A iniciativa ganhou força após o aumento de acidentes e reclamações sobre poluição visual, especialmente em áreas centrais e corredores comerciais.

⚖️ Mogi das Cruzes: pressão judicial e multas
Em Mogi das Cruzes, decisões judiciais reforçaram a cobrança sobre a concessionária de energia e empresas de telecomunicações. Determinações da Justiça preveem multas diárias em caso de descumprimento, além da exigência de identificação dos cabos instalados nos postes.
A Câmara Municipal também aprovou medidas para que as empresas removam fiações excedentes ou sem uso dentro de prazos definidos após notificação oficial.
🔧 Suzano e Itaquaquecetuba intensificam mutirões
Em Suzano, a prefeitura retomou mutirões de ordenamento da fiação aérea em parceria com concessionárias. As ações priorizam a retirada de cabos pendurados abaixo da altura regulamentar, fios sem identificação e rolos de cabos excedentes presos aos postes.
Já em Itaquaquecetuba, leis municipais permitem a remoção emergencial de fiações que ofereçam risco imediato, com posterior cobrança dos custos às operadoras responsáveis.

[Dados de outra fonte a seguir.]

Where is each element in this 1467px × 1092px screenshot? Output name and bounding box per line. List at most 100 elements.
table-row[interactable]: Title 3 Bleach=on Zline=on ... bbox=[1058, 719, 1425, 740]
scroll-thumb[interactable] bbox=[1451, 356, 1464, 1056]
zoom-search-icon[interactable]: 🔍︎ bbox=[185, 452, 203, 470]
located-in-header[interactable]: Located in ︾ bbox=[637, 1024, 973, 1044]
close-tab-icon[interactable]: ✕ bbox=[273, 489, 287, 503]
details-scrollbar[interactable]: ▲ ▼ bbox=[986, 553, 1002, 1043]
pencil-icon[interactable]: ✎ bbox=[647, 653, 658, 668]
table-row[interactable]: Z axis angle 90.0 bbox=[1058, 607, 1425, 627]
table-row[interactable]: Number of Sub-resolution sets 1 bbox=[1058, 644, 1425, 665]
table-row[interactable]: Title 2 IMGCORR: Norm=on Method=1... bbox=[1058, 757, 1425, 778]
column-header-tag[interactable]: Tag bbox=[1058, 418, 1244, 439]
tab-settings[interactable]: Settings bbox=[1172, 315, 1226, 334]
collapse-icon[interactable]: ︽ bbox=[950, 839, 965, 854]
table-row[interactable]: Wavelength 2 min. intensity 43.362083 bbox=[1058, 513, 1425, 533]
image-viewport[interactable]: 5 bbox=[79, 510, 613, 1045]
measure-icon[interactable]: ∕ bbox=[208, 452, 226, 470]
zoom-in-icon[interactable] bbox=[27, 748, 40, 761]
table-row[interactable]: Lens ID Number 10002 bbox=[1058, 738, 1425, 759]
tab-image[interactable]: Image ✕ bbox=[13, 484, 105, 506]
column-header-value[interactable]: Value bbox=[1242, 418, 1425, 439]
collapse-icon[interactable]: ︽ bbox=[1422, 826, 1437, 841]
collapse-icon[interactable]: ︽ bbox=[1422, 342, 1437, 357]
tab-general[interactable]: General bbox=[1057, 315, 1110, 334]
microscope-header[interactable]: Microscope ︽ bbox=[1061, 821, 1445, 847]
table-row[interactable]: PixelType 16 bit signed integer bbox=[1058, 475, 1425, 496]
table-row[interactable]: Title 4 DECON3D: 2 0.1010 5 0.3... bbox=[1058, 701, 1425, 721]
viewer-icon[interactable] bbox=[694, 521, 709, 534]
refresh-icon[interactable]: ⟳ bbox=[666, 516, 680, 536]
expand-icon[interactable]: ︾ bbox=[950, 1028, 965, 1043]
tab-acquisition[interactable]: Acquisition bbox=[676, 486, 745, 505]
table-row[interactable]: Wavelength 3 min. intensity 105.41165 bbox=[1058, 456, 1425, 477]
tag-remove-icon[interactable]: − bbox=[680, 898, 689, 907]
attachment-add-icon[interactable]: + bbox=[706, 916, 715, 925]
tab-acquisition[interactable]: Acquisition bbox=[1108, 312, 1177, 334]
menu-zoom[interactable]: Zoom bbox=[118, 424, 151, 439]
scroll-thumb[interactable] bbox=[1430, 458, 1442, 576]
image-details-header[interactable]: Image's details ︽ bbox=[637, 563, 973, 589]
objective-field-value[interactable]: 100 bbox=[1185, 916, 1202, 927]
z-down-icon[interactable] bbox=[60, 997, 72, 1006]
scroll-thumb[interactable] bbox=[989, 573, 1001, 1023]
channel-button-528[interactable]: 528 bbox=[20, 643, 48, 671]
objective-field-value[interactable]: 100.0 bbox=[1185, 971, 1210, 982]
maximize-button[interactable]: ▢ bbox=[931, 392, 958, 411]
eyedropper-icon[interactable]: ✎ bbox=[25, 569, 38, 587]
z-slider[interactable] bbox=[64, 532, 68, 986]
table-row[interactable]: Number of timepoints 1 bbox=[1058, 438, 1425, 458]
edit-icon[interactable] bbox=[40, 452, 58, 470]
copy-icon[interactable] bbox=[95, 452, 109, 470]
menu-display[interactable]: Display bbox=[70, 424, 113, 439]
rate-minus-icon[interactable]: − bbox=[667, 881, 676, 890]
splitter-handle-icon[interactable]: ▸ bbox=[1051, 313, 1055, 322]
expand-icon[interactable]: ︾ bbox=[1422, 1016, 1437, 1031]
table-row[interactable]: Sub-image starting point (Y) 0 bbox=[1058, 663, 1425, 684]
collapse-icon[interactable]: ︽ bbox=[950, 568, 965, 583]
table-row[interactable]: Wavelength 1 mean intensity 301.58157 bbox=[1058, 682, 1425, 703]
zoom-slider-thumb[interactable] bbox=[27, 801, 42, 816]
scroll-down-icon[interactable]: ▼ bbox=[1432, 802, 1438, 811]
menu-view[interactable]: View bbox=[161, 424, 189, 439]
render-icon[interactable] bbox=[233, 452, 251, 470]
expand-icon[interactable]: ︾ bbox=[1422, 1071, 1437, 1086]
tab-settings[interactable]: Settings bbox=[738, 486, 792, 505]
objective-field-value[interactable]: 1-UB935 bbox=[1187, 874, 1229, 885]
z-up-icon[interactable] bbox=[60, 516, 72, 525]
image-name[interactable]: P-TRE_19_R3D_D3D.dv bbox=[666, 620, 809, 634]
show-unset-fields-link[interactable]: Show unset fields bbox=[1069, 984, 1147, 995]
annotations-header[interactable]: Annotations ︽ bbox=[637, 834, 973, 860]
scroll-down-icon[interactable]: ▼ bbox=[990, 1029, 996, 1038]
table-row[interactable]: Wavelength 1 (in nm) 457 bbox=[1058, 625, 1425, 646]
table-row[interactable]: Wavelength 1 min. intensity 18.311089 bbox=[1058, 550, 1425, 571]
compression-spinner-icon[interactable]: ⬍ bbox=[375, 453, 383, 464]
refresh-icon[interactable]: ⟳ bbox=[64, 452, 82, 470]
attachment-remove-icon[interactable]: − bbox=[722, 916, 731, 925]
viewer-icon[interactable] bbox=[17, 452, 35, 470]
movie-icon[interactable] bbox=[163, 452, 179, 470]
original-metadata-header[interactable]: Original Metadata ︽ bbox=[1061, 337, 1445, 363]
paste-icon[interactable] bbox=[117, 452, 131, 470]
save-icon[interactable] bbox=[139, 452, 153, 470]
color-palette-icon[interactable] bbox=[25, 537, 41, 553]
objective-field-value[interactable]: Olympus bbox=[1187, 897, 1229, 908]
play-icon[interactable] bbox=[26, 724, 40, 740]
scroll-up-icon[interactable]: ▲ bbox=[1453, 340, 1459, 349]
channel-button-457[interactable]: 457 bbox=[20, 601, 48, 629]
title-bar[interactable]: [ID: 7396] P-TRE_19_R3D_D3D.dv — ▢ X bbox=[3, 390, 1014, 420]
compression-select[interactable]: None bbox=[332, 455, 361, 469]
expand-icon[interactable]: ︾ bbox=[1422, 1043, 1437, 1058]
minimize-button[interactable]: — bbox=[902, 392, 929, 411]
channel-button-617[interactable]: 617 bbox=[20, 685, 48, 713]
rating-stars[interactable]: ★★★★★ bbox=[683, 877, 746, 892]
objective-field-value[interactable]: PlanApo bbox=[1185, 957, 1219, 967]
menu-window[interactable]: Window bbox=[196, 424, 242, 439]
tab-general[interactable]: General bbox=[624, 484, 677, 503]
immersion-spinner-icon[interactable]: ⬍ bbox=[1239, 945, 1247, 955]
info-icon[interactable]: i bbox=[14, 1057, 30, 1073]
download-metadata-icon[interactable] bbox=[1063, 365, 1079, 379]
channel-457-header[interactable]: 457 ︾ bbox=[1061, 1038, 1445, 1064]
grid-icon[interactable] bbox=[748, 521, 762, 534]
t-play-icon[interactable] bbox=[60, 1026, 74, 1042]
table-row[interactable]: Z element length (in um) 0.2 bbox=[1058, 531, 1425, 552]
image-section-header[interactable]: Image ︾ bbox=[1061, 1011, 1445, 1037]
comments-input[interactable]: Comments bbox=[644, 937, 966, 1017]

🚨 Segurança urbana e responsabilidade das empresas
Segundo técnicos da área, parte significativa da fiação aérea é composta por cabos desativados, muitas vezes de empresas que encerraram atividades sem retirar o material. As prefeituras reforçam que o poste não pode ser tratado como “depósito de lixo tecnológico”.
“Se o serviço foi cancelado ou substituído, a empresa tem obrigação de remover o cabo antigo. Segurança e organização urbana vêm em primeiro lugar”, destacou um representante da fiscalização.

📞 Como denunciar
Moradores podem registrar ocorrências de fios soltos ou situações de risco pelos seguintes canais:
- Telefone 156 (ouvidorias municipais);
- Aplicativos de zeladoria urbana das prefeituras;
- Canais das concessionárias de energia, responsáveis pela estrutura dos postes.